SARSA¶

genrl.agents.classical.sarsa.sarsa module¶

class genrl.agents.classical.sarsa.sarsa.SARSA(env: gym.core.Env, epsilon: float = 0.9, lmbda: float = 0.9, gamma: float = 0.95, lr: float = 0.01)[source]¶

Bases: object

SARSA Algorithm.

Paper- http://citeseerx.ist.psu.edu/viewdoc/download?doi=10.1.1.17.2539&rep=rep1&type=pdf

env¶

Environment with which agent interacts.

Type:	gym.Env

epsilon¶

exploration coefficient for epsilon-greedy exploration.

Type:	float, optional

gamma¶

discount factor.

Type:	float, optional

lr¶

learning rate for optimizer.

Type:	float, optional

get_action(state: numpy.ndarray, explore: bool = True) → numpy.ndarray[source]¶

Epsilon greedy selection of epsilon in the explore phase.

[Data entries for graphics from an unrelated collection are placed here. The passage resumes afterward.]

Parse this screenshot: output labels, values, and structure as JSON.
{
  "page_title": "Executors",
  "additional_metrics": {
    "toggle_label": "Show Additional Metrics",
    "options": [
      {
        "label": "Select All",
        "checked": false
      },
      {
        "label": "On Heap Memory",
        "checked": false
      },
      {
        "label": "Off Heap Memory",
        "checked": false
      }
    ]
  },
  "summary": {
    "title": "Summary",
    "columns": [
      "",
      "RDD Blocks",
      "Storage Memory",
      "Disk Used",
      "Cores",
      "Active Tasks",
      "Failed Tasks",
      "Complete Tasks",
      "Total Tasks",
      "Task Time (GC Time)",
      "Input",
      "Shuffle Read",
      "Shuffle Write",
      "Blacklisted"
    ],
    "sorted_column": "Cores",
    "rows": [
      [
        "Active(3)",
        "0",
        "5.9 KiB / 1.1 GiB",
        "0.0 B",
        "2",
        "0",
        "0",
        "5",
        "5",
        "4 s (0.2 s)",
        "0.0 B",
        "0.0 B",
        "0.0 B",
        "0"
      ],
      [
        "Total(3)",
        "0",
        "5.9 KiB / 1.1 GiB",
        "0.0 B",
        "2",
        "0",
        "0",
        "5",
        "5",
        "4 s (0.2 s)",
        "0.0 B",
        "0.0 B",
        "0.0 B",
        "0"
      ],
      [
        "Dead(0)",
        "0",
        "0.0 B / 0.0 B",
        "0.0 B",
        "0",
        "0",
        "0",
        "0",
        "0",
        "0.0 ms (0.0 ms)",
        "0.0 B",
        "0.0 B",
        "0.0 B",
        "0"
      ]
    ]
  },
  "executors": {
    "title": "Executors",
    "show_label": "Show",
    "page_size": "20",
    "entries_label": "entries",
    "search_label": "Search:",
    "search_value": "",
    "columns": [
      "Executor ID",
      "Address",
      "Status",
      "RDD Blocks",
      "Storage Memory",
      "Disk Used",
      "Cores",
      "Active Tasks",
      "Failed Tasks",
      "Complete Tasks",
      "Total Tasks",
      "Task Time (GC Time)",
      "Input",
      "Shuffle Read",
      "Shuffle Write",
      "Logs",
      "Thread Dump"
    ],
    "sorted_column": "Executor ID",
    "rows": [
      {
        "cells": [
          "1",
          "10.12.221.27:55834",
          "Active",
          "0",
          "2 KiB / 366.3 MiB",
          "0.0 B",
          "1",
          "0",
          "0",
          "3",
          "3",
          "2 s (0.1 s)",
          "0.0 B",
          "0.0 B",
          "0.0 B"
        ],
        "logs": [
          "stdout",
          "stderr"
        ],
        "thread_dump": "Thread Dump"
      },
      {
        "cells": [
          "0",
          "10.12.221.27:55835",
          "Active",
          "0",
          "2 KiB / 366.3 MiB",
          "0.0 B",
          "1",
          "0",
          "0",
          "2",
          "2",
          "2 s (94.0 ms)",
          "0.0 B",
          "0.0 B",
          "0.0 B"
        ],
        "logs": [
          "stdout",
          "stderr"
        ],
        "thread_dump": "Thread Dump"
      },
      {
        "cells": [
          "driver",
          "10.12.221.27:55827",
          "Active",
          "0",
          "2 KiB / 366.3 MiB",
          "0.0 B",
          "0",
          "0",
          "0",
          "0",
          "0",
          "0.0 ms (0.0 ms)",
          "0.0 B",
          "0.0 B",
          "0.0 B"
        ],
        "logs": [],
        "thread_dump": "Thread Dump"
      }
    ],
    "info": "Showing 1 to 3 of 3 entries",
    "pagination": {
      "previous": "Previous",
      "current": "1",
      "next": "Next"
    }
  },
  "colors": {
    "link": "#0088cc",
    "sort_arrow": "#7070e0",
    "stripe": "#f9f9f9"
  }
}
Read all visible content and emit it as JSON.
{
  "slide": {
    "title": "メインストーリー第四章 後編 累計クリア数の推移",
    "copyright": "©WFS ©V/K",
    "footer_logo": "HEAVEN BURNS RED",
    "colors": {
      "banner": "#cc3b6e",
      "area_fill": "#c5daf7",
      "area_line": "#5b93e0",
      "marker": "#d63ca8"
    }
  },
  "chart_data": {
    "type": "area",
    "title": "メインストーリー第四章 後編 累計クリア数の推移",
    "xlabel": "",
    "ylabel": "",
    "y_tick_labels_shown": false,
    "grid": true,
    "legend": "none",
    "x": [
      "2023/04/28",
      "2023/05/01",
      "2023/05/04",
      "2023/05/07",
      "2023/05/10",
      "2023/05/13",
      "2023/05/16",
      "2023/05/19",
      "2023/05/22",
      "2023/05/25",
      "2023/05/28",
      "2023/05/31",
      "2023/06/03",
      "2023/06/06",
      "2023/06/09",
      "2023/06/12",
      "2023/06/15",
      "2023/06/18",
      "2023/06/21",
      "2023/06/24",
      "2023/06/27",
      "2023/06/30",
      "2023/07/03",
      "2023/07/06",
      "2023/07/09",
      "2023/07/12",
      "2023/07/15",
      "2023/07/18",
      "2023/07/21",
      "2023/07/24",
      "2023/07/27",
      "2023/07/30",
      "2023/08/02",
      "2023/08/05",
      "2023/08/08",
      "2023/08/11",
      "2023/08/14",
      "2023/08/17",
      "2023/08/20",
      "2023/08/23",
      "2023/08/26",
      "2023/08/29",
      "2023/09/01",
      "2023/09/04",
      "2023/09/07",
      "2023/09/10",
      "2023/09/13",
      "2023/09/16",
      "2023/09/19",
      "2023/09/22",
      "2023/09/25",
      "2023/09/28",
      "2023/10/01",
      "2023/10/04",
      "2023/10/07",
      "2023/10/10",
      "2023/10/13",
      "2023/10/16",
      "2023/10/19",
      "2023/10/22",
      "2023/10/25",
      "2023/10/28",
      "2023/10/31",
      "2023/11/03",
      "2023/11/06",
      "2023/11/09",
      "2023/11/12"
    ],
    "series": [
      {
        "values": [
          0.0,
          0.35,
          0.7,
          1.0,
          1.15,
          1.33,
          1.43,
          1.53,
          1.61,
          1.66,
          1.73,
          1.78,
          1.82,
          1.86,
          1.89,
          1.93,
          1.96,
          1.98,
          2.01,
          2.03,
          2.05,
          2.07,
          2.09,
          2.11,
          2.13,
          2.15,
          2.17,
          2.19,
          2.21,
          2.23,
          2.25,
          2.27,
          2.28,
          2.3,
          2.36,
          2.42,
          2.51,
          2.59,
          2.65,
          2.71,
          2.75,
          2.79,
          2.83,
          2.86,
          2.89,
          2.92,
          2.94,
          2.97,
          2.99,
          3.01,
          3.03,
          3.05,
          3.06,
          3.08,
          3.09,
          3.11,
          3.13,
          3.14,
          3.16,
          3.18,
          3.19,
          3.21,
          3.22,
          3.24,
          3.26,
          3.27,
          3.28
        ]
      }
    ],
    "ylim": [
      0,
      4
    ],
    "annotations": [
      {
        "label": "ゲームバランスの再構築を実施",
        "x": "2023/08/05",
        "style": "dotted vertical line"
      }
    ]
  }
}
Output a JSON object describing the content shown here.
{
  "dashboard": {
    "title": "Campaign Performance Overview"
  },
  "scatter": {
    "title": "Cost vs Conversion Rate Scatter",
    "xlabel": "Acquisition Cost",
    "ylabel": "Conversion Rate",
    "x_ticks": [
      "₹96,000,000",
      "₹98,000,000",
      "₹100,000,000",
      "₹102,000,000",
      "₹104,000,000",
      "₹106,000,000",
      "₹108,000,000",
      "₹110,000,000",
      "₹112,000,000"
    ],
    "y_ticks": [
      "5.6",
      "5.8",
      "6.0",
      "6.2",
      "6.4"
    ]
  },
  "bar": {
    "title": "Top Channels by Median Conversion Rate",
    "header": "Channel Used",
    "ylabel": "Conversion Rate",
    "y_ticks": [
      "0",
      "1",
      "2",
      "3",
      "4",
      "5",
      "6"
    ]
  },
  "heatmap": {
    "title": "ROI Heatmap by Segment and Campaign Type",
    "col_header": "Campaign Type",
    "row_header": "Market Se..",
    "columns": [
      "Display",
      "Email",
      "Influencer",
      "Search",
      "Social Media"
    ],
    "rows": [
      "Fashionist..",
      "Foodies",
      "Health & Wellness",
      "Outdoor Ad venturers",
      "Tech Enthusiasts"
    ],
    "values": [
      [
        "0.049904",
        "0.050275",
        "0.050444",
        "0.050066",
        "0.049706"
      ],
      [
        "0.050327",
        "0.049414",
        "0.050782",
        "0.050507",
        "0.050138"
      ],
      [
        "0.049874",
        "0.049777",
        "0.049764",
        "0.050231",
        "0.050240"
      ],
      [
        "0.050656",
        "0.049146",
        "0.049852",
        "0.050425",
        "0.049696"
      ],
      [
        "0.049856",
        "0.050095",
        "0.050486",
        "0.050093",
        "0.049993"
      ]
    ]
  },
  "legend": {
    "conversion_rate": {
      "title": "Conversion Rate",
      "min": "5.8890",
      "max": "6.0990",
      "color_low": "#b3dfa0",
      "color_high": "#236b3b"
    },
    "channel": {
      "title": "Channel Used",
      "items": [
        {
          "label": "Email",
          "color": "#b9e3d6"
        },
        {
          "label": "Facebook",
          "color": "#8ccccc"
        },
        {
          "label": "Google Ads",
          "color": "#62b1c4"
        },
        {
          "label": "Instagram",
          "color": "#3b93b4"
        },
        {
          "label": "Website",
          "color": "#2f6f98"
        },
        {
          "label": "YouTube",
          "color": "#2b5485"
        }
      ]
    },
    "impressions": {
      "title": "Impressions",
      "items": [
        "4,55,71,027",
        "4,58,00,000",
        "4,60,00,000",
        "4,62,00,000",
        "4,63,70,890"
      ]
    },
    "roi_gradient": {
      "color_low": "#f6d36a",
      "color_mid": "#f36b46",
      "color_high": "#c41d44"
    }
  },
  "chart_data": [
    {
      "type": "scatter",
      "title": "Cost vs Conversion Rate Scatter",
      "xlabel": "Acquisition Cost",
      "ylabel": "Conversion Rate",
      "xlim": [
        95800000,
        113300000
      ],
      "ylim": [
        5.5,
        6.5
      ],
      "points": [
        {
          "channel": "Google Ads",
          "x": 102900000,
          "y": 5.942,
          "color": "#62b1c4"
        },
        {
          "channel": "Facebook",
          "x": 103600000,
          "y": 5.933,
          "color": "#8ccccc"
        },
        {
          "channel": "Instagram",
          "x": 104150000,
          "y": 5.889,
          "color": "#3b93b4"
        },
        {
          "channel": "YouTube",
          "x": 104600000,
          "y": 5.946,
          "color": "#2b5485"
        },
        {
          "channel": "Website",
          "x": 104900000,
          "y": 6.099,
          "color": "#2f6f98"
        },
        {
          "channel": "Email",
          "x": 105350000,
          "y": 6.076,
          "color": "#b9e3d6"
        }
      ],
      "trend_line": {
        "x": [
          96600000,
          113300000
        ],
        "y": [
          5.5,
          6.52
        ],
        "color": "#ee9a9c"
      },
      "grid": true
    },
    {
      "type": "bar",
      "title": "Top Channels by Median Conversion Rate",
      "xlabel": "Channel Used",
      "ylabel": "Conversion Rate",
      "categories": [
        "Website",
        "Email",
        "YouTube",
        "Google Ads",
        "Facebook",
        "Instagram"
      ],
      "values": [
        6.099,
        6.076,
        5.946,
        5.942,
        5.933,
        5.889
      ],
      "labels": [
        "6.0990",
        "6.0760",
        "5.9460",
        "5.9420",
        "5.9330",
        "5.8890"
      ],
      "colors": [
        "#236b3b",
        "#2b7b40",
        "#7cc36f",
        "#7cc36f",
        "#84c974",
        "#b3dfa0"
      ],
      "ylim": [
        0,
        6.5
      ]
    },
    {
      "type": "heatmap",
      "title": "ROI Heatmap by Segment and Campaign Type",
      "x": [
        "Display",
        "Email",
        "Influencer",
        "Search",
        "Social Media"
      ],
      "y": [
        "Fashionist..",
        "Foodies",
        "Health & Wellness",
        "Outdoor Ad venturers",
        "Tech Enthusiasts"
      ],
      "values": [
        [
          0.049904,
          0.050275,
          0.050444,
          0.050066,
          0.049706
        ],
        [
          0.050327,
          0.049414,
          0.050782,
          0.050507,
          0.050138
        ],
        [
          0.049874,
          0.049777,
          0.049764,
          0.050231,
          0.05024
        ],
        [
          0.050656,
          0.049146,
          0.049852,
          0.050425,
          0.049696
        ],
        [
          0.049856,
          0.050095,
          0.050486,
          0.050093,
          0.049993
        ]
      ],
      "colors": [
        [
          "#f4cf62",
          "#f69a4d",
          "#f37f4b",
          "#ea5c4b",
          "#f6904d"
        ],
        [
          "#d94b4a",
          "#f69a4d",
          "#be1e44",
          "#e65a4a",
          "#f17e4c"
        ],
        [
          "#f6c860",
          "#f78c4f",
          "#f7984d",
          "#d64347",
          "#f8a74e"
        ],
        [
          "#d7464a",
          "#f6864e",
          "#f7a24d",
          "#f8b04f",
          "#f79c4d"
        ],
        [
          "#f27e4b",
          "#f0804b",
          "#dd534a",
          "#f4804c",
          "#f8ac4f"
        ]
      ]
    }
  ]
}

Parameters:	state (np.ndarray) – Environment state. explore (bool, optional) – True if exploration is required. False if not.
Returns:	action.
Return type:	np.ndarray

update(transition: Tuple) → None[source]¶

Update the Q table and e values

Parameters:	transition (Tuple) – transition 4-tuple used to update Q-table. In the form (state, action, reward, next_state)